In one of his early patents, Dr. Hiles said his polymer production method comprises reacting a slightly branched polyol of low molecular weight with a relatively small amount of an isocyanate. He said the elastomer should be stable at temperatures of from -40C to +100C° which in fact remains one of Sorbothane’s strongest competitive advantages.

“Say someone in Phoenix has a laptop and it hits the ground. And then the same thing happens in Minnesota in the dead of winter. Sorbothane has the advantage of a larger window of performance than other materials,” says Boyd.

Heavy on polyol

Most urethanes are created by reacting equal amounts of polyol and isocyanate. The balance is tipped ten to one in favor of the polyol to produce Sorbothane. As a result, the polymer has a minimum of chain branching. “The resulting solid polymer behaves like a quasi-liquid, being readily deformed by an applied force and slow to recover, although in the absence of such a force it takes up a defined shape and volume,” Hiles said in his patent.

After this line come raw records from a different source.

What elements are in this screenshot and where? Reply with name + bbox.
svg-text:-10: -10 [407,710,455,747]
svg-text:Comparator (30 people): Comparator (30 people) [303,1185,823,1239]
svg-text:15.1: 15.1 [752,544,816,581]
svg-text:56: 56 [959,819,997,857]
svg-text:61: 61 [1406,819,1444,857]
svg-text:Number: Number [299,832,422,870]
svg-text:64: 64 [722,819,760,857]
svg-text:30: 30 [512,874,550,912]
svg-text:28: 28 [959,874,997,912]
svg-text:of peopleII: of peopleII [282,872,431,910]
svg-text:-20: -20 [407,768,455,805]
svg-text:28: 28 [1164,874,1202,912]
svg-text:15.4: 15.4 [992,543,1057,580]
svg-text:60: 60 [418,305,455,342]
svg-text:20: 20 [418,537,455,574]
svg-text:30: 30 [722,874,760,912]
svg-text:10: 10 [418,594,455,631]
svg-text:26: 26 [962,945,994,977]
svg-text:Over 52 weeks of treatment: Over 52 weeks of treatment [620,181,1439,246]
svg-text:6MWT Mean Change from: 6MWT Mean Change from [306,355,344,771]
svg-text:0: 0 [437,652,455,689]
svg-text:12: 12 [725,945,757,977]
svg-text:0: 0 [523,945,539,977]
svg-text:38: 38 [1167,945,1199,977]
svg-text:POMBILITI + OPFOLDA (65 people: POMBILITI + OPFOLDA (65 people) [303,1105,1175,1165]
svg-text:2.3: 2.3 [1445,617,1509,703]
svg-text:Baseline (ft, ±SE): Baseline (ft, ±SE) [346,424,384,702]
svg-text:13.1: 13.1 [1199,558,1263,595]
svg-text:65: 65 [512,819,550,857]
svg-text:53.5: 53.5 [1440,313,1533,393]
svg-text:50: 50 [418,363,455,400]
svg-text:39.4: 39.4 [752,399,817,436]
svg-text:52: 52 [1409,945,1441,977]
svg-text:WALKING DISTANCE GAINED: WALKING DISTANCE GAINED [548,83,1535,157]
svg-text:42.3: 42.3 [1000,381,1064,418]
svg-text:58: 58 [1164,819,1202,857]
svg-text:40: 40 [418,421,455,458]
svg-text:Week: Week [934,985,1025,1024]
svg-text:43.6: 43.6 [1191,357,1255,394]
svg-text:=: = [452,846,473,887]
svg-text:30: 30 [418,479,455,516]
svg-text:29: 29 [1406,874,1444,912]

Curiously, Hiles proposed the material for automotive bumpers. That goal was never achieved, although Hiles was correct that metal bumpers were going to be replaced with polymers. Less expensive thermoplastic olefins filled the role in part because they could be mass-produced with injection molding machinery.

The Sorbothane urethanes are cast, a time-consuming batch process. Sorbothane primarily uses book molds, a closed casting process. Skilled mold design is required to avoid air entrapment. In an interesting twist, a two-pour system is sometimes employed. In one stream, a rigid polyurethane is metered into a mold, followed by a stream of Sorbothane. The two layers are chemically bonded as they react together in the mold.

In another construction, called “constrained,” a layer of Sorbothane is bolted between pieces of steel, producing a solid, vibration-damping base for machinery.

There are a few key parameters engineers need to consider when designing with Sorbothane. “We want to know the weight, the frequency, and the temperature (in the proposed application) so we can tailor the material and put a sufficient amount of material under the base so you are carrying the load and won’t get creep,” says Boyd. “And then we can tailor the hardness so that you get the maximum performance.”

The polyol formulation is a constant, but the amount of isocyanate can be varied to produce Sorbothane with different levels of hardness.

Shore “00″ scale

Engineers may be surprised to learn that the hardness of Sorbothane is measured in the Shore “00″ scale. “If you take a hard rubber, it’s generally measured on the D scale,” says Boyd. “Soft vinyls measure on the A scale. A low durometer on the A scale would be 30. A high durometer for Sorbothane on the 00 sale would be 70. That 30 and 70 equate. So our hardest version tends to be the softest version of what most people would make on the A scale. We’re down there with foams, but we are not a foam. We are a solid material. We have no cell structure.” Sorbothane parts are normally cast between 30 and 70 durometer on the Shore “00″ scale. Sorbothane can be cast as low as 20 durometer (limited strength) and as high as 80 durometer (limited viscoelastic properties). For obvious reasons, Sorbothane is a specialized business and operates with annual sales under $10 million. One strength is its diversity of markets and applications.

One interesting new application is a top covering for rails used to transport performers in the new Cirque du Soleil in Macau. Sorbothane keeps noise to a minimum.